The extracted dsRNA was subjected to reverse transcription and amplification by polymerase chain reaction (RT-PCR) using several primer pairs taken from highly conserved regions of the RNA genome. The primer pair, sBeg/End9, were used to generate full-length copies of the VP7 gene (1062bp), while 9con1/EndA were utilized to generate 903bp VP7 gene fragments in difficult to type specimens[23-25]. Con2/Con3 and VP4F/VP4R primer pairs were used to amplify VP4 gene fragments of the 876bp and 663bp, respectively [26, 27]

Rotavirus typing

Genotyping of the cDNA was carried out by nested multiplex PCR using type-specific VP7 and VP4 primers described previously[10, 23, 25, 26, 28-30]. The non-typeable G and P genotypes were further analysed using animal G and P primers described by Gouvea and colleagues [31, 32]. Combinations of P and G genotypes have been defined as usual or unusual based on delineations described by Santos and Hoshino[7].

Statistical analysis

Data were analyzed using STATA 10.1 (Statacorp TX, USA). Exact 95% confidence intervals (95%CI) were defined for genotype frequencies. Chi-square was used to test for lack of independence in cross-tabulations (i.e. for possible association between two variables), pooling marginal totals with frequency less than 15, and the Wilcoxon rank-sum test for equality of distributions.

Results

Among 558 group A rotavirus (GARV) positive diarrhea cases (median age 10 months IQR 7-15; 60% male), 82 were PAGE negative, 26 were G non-typeable (GNT), 30 were P non-typeable (P[NT]) (including 6 both GNT and P[NT]), and 508 were positive for G and P types. Within 12 GARV positive non-diarrhea controls (median age 25 months IQR 2-39; 42% male), 2 were negative for PAGE and P type.
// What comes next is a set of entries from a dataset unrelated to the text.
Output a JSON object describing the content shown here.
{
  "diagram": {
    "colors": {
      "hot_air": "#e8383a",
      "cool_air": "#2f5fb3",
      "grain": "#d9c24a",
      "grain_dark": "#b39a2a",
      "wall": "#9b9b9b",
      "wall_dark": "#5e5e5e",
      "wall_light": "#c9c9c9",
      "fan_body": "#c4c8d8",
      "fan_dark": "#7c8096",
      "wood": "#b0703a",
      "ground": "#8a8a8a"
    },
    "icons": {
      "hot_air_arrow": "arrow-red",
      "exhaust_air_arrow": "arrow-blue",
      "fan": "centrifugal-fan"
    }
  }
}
PAGE distribution in diarrhea cases

A total of 86/476 (18%) and 390/476 (82%) rotavirus strains displayed short and long electropherotypes, respectively (Table S1). Three long electropherotypes (L1, L2 and L3) were detected in 63%, 11% and 4.4% of cases, respectively, while short electropherotypes (S3, S2 and S1) were identified in 8%, 4.6% and 3.6% of cases. The remainder of the electropherotypes detected (L4-6, mixed and S4) revealed prevalences of less than 2%. There is evidence of temporal variation in the PAGE composition between the three years, in particular L1 and L2 and S3 types (χ2(10) 123.681 P<0.001, Table S1). The proportion PAGE negative did not change by year (χ2(2) 3.493 P=0.174).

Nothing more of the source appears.